# diesel on the beach? tips?



## kurazy kracka (Oct 14, 2008)

I've had a couple jeeps for beach driving which are light and float across the sand.

Now I've got this big girl and know i need to change how I go about it.

The truck is a 2005 6.0 F250 lifted 6" on Toyo Open Country Mud Terrain 37x13.5x22's. Actual tire width according to manufacturer is 14". They are E rated "10 ply"

any tips on beach driving this? It'll be assateague and the sugar sand of Hatteras. 

Going to start by airing down to 20 and see how that works.

4hi or 4low? I was thinking 4low and letting the engine speed carry me along?

Hopefully the big lugs of the mud terrains don't bury me.


----------



## 1BadF350 (Jul 19, 2006)

I have a 2001 F350 Crew Cab 7.3 Diesel. These trucks weigh close to 9000lbs empty! You definitely want 4LO. These transmissions arent inherently strong. I had to replace mine 6 months after a OBX beach driving trip. The next year I started airing down more and running in 4LO. No problems so far. I have 38-15.50x20 Mickey Thompson ATZs. I will run 15psi front and 10psi rear in some cases. You will want to air up after the beach, its hard as heck to turn your steering wheel at low speeds with low tire pressure and oversize tires.


----------



## kurazy kracka (Oct 14, 2008)

1BadF350 said:


> I have a 2001 F350 Crew Cab 7.3 Diesel. These trucks weigh close to 9000lbs empty! You definitely want 4LO. These transmissions arent inherently strong. I had to replace mine 6 months after a OBX beach driving trip. The next year I started airing down more and running in 4LO. No problems so far.

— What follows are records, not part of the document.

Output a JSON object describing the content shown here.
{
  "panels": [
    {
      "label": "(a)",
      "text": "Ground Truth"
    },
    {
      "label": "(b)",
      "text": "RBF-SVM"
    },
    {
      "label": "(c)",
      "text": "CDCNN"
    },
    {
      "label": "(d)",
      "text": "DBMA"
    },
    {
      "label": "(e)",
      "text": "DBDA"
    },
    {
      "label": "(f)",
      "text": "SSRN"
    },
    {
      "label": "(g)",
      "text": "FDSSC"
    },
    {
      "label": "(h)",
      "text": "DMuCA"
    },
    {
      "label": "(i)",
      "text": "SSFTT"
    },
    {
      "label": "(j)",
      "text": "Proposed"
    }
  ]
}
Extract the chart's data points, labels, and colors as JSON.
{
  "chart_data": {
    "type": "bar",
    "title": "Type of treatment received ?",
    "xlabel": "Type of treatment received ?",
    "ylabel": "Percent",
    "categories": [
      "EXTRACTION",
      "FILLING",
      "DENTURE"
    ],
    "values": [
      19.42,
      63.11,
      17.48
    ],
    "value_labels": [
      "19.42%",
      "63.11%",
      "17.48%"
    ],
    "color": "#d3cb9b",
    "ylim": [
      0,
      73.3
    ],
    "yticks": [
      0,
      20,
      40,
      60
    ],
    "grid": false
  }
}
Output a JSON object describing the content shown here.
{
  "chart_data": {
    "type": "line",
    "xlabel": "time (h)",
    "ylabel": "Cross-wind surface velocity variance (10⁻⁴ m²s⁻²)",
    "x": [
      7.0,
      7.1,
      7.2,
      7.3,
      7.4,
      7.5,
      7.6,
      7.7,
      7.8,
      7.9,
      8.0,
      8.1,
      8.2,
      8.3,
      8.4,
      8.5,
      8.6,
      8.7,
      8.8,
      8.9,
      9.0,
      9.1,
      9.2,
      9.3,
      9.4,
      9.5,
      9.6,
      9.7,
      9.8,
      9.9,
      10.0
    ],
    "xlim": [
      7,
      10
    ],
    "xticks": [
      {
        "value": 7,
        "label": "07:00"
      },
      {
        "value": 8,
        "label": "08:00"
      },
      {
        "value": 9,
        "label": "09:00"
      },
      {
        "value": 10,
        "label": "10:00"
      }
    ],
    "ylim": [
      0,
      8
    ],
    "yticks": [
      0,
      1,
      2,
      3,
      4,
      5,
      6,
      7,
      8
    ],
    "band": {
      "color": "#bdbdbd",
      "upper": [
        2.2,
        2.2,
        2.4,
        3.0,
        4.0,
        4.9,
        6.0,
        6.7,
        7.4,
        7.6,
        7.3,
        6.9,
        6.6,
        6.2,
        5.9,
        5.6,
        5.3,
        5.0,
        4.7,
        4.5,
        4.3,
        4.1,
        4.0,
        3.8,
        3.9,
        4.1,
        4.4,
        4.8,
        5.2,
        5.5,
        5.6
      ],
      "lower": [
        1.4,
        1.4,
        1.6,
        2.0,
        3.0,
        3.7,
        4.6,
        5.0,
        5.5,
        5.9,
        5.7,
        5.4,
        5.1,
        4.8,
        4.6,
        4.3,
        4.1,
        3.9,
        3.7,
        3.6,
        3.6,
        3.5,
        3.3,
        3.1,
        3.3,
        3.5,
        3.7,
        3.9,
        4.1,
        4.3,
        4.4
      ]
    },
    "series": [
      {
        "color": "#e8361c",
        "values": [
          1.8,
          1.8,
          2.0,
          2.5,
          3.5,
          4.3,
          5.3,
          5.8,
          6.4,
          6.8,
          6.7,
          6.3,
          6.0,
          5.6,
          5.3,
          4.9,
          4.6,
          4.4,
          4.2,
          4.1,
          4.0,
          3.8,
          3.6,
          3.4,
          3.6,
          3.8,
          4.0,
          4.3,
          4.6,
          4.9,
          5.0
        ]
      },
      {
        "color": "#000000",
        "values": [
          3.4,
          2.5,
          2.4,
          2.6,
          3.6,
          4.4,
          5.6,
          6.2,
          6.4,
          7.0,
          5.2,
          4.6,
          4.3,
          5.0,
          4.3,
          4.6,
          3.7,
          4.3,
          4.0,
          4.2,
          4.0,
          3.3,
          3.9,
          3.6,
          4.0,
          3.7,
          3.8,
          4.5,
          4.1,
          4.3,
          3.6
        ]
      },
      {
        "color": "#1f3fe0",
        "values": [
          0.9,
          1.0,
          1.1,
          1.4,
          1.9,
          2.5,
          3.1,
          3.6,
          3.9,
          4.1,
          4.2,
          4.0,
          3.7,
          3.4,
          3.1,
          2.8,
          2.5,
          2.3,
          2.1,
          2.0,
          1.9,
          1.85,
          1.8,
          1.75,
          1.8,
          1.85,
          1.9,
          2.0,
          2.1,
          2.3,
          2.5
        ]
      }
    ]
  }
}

I have 38-15.50x20 Mickey Thompson ATZs. I will run 15psi front and 10psi rear in some cases. You will want to air up after the beach, its hard as heck to turn your steering wheel at low speeds with low tire pressure and oversize tires.


no issues getting buried?

I had a 01 excursion before with the same transmission you have, the 4R100 which is heard from many isn't very strong. In my 05 it has the torqueshift 5R110 which is supposed to be a good bit stronger. 
maybe I'll talk to a few of the tuning shops and see if they have a recommendation for a tune that would be best for soft sand too.


----------



## 1BadF350 (Jul 19, 2006)

Thats right i forgot they updated the trans with the 6.0. In any case i would still run in 4Lo. The motor has so much torque you barely have to give it much pedal. Its so much better for your transmission. I doubt you need any trans tuning. If you dont have a trans temp gauge get one. The heat generated by beach driving is crazy. But in 4Lo my trans temps stay normal.


----------



## 1BadF350 (Jul 19, 2006)

And no ive never gotten buried. Just play with your tire pressure till you float. You arent a newbie so youll lnow when its right.


----------



## kurazy kracka (Oct 14, 2008)

awesome sounds good. I was just more worried about the weight than anything.

Thanks!


----------



## 1BadF350 (Jul 19, 2006)

Always make sure you have plenty if fuel! Diesel can be hard to find in some areas and youll burn alot of it on the sand LOL
And if you dont have tire deflators with those big tires youll be deflating for a while. I ended up buying 4 tire buddies, one for each tire. It saves alot if time. Im sure you know those big tires hold alot of air.


----------



## 1BadF350 (Jul 19, 2006)

Both my babies on the beach.


----------



## kurazy kracka (Oct 14, 2008)

Nice where is that at? Looks wide and super flat.


----------



## 1BadF350 (Jul 19, 2006)

Carova.


----------



## Shooter (Nov 14, 2004)

I have a F250 ext cab with 8' bed, if it is real soft will go down to 20 front and rear and usally no problem,,, now the wild thing is when I plop the full size slide in camper in the bed adding another 3,000 plus pounds I don't have to air down as much and the truck tracks better with the weight.
Always remember the most important thing on your truck for driving on the beach is your brain, if it looks bad don't don't go there.


----------



## Alexy (Nov 1, 2010)

Most definitely get the transmission temp gauge. Or just turn it on if you have the digital dash. Just a FYI if you have a newer ford diesel ( 6.7) The trans runs at 200 ( 196-216 degrees) in normal driving, and the #1 temp gauge is at the top of the engine instead of the side like in older transmissions so it reads hotter anyway.


----------



## VMI-Kayaker (Jun 12, 2011)

Sounds like the Jeep is just sooo much easier


----------